TIFF 2008 - Day 1, Thursday, Sept. 4
Pity the poor Torontonian who just wants to get from work to home, or buy a pair of Classic Fits at the Gap -- the one at the corner of Bay and Bloor. Every street in this posh Yorkville district seems to be under construction, there are giant holes in the ground and steel skeletons going up every other block to make way for new lux condos, swankier hotels, sleeker boutiques (no recession in this part of town!). And down on King Street, the Bell Lightbox is erecting -- future headquarters and screen venue for the Toronto International Film Festival.
In the meantime, TIFF '08 goes on with Press & Industry events, news conferences and Reese Witherspoon lookalikes (pretty sure it wasn't really her) at the Sutton Place Hotel. Day One of the Toronto International Film Festival: Italian journos scurrying to get their accreditation, film buyers from Britain, festival programmers from San Francisco, Japanese entertainment reporters, studio execs, publicists, directors, everyone fried a bit from the travel getting here, and everyone running to the Varsity complex, where a dozen screens are turned over to the credentialed throng from 8:30 in the morning til the cows come home.
First screening was RocknRolla, Guy Ritchie's remake of the last Guy Ritchie movie --English thugs and mob types playing cross and doublecross, shooting guns and lookin' cool while the camera whirls and dives and flashes fast-forward around colorful corners of London Town. 300 hunk Gerard Butler (soon to be shooting a new movie in Philly) stars, and Thandie Newton looks lovely, and Tom Wilkinson goes slumming, playing an old-school, no-class gangster. Engaging for a while, but then, well, you can't help but start wondering if Mr. Madonna has no other tricks up his sleeve.
Then L'Heure d'été (Summer Hours), Olivier Assayas' very grown-up and ultimately very moving look at a family coming to terms with the death of their septugenarian matriarch (an elegant and beautiful Edith Scob). Assayas (Irma Vep, Clean), ends his movie (which stars Juliette Binoche and Charles Berliner)with thwacking hip-hop, bouncy French rock and a cover of an old Incredible String Band hippie-ditty -- not where you expect the film to go, and it works.

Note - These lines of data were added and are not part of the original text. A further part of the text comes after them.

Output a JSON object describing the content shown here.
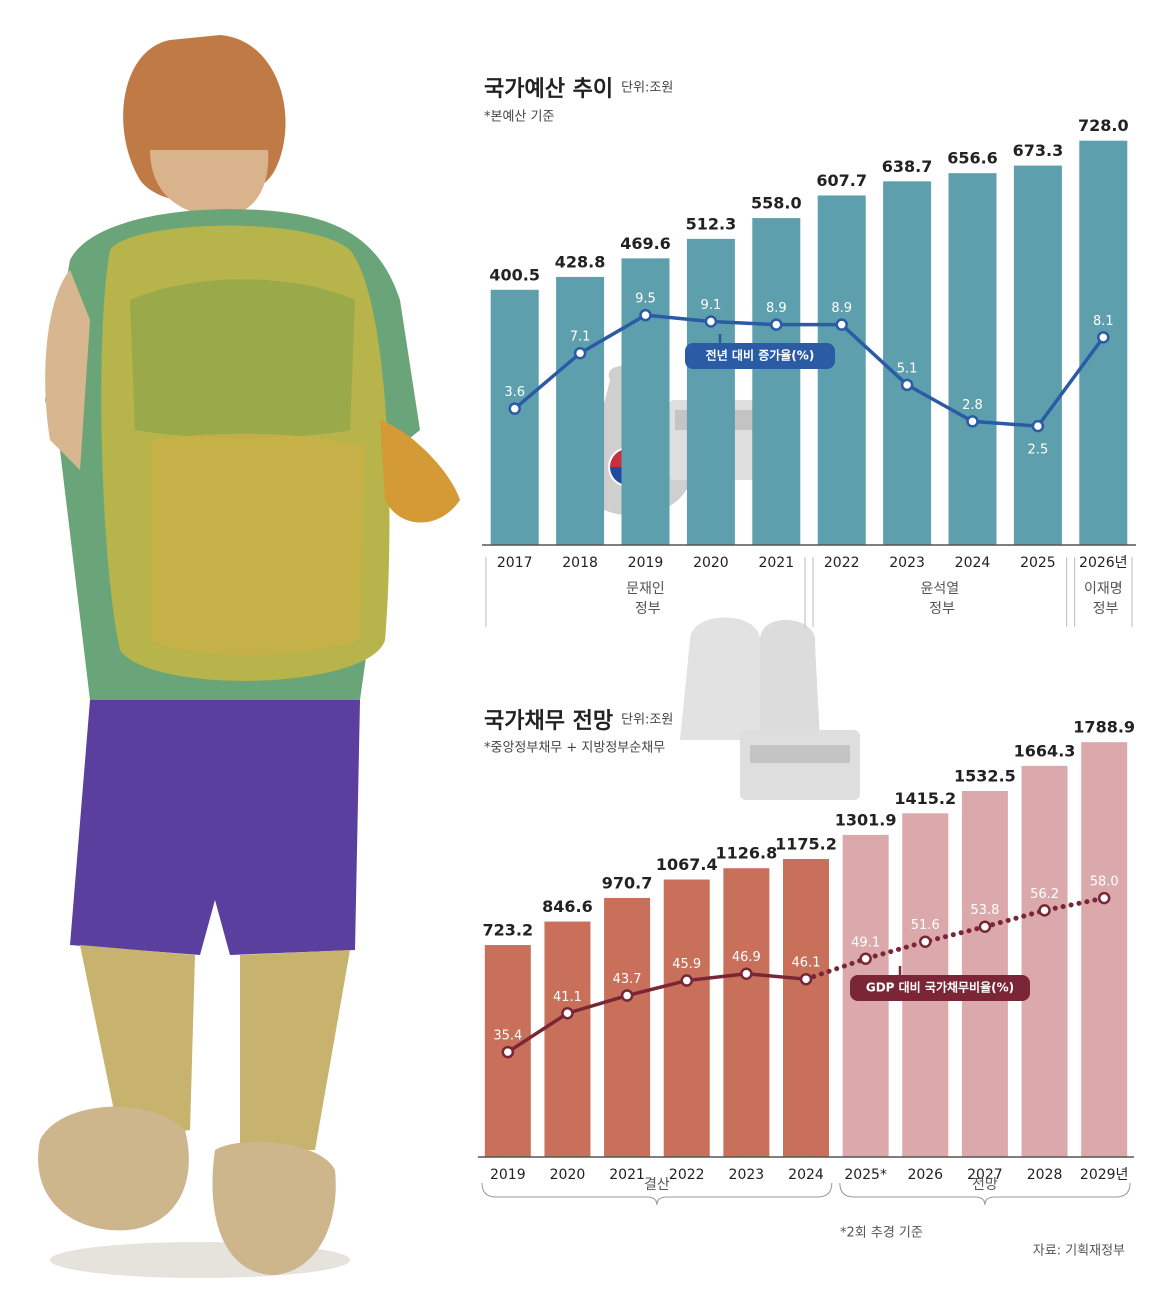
{
  "chart_data": [
    {
      "type": "bar",
      "title": "국가예산 추이",
      "unit": "단위:조원",
      "note": "*본예산 기준",
      "categories": [
        "2017",
        "2018",
        "2019",
        "2020",
        "2021",
        "2022",
        "2023",
        "2024",
        "2025",
        "2026년"
      ],
      "series": [
        {
          "name": "국가예산",
          "type": "bar",
          "color": "#5e9fae",
          "values": [
            400.5,
            428.8,
            469.6,
            512.3,
            558.0,
            607.7,
            638.7,
            656.6,
            673.3,
            728.0
          ],
          "value_labels": [
            "400.5",
            "428.8",
            "469.6",
            "512.3",
            "558.0",
            "607.7",
            "638.7",
            "656.6",
            "673.3",
            "728.0"
          ]
        },
        {
          "name": "전년 대비 증가율(%)",
          "type": "line",
          "axis": "y2",
          "color": "#2c5ba6",
          "values": [
            3.6,
            7.1,
            9.5,
            9.1,
            8.9,
            8.9,
            5.1,
            2.8,
            2.5,
            8.1
          ]
        }
      ],
      "groups": [
        {
          "label": "문재인 정부",
          "start": 0,
          "end": 4
        },
        {
          "label": "윤석열 정부",
          "start": 5,
          "end": 8
        },
        {
          "label": "이재명 정부",
          "start": 9,
          "end": 9
        }
      ],
      "ylim": [
        -160,
        780
      ],
      "y2lim": [
        -5,
        22
      ]
    },
    {
      "type": "bar",
      "title": "국가채무 전망",
      "unit": "단위:조원",
      "note": "*중앙정부채무 + 지방정부순채무",
      "categories": [
        "2019",
        "2020",
        "2021",
        "2022",
        "2023",
        "2024",
        "2025*",
        "2026",
        "2027",
        "2028",
        "2029년"
      ],
      "forecast_start": 6,
      "series": [
        {
          "name": "국가채무",
          "type": "bar",
          "color": "#c8705a",
          "forecast_color": "#dba9ab",
          "values": [
            723.2,
            846.6,
            970.7,
            1067.4,
            1126.8,
            1175.2,
            1301.9,
            1415.2,
            1532.5,
            1664.3,
            1788.9
          ]
        },
        {
          "name": "GDP 대비 국가채무비율(%)",
          "type": "line",
          "axis": "y2",
          "color": "#7a2636",
          "values": [
            35.4,
            41.1,
            43.7,
            45.9,
            46.9,
            46.1,
            49.1,
            51.6,
            53.8,
            56.2,
            58.0
          ],
          "value_labels": [
            "35.4",
            "41.1",
            "43.7",
            "45.9",
            "46.9",
            "46.1",
            "49.1",
            "51.6",
            "53.8",
            "56.2",
            "58.0"
          ]
        }
      ],
      "groups": [
        {
          "label": "결산",
          "start": 0,
          "end": 5
        },
        {
          "label": "전망",
          "start": 6,
          "end": 10
        }
      ],
      "footnote": "*2회 추경 기준",
      "source": "자료: 기획재정부",
      "ylim": [
        -390,
        1900
      ],
      "y2lim": [
        20,
        84
      ]
    }
  ]
}
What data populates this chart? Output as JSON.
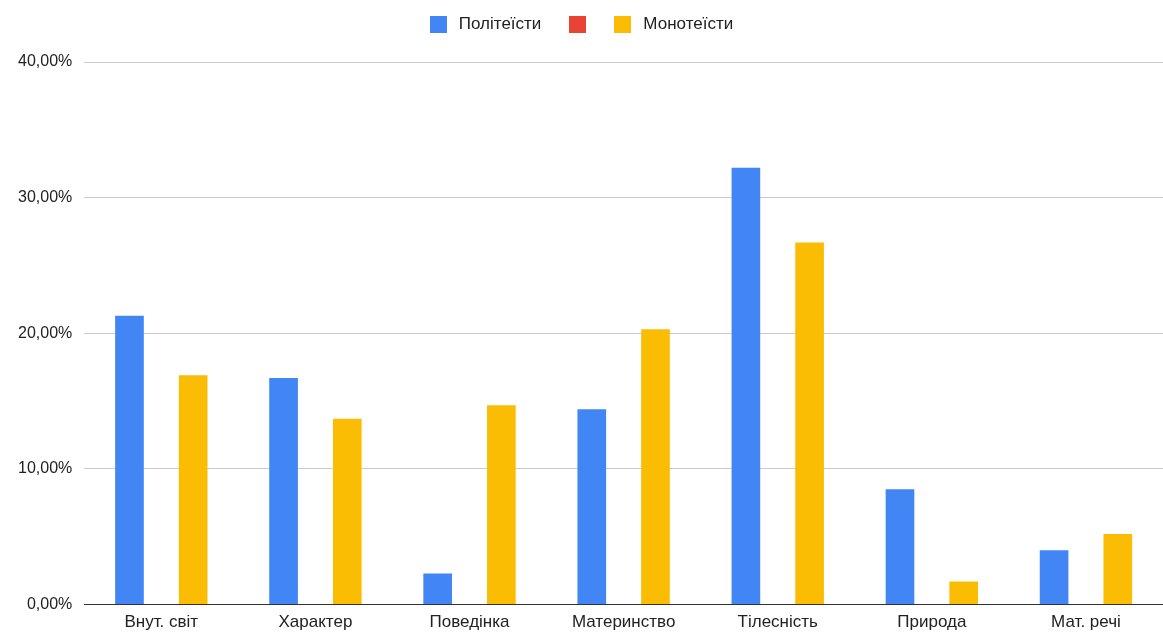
{
  "chart_data": {
    "type": "bar",
    "categories": [
      "Внут. світ",
      "Характер",
      "Поведінка",
      "Материнство",
      "Тілесність",
      "Природа",
      "Мат. речі"
    ],
    "series": [
      {
        "name": "Політеїсти",
        "color": "#4285f4",
        "values": [
          21.3,
          16.7,
          2.3,
          14.4,
          32.2,
          8.5,
          4.0
        ]
      },
      {
        "color": "#ea4335",
        "values": [
          null,
          null,
          null,
          null,
          null,
          null,
          null
        ]
      },
      {
        "name": "Монотеїсти",
        "color": "#fbbc04",
        "values": [
          16.9,
          13.7,
          14.7,
          20.3,
          26.7,
          1.7,
          5.2
        ]
      }
    ],
    "ylim": [
      0,
      40
    ],
    "yticks": [
      {
        "value": 0,
        "label": "0,00%"
      },
      {
        "value": 10,
        "label": "10,00%"
      },
      {
        "value": 20,
        "label": "20,00%"
      },
      {
        "value": 30,
        "label": "30,00%"
      },
      {
        "value": 40,
        "label": "40,00%"
      }
    ],
    "grid": "y",
    "legend": "top"
  }
}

Luckily (or not), I've already seen Ghost Town, with Ricky Gervais as a New York dentist who can see dead people -- like Greg Kinnear, for instance. Reportedly there was a major snafu with the digital projection early on, and suddenly the English comedy star was walking in front of green screens, interacting with people that really weren't there. Ghostly!
And as triple-crossing con artist pictures go, The Brothers Bloom, with Adrian Brody and Mark Ruffalo as scamming siblings and Rachel Weisz as their mark (or is she?), goes from charming to UNBELIEVABLY ANNOYING in less time than it takes to buy a sandwich at the Varsity concession stand. (Not long -- they're efficient here in Canada.)With quirky '60s pop songs thrown on the soundtrack a la Wes Anderson, and moments of inspired eccentricity and whimsy (a cat with one leg walking on crutches, a montage of Weisz's character's mastery of "hobbies" -- including juggling power saws on a unicycle), The Brothers Bloom aims to please in oddball ways, and then you start hating these guys and their globe-hopping stunts.... Did I say UNBELIEVABLY ANNOYING?
Buzz for Claire Denis' 35 Shots of Rum and the Turkish pic Three Monkeys, and in the theater before Rian (Brick)Johnson's The Brothers Bloom got off to a late start, wags waggin' about who's going to be cast in the movie about a highschooler who gets pregnant by her boyfriend, decides to have the child, and Mom gets nominated to be Vice President. It's Juno Goes to Washington.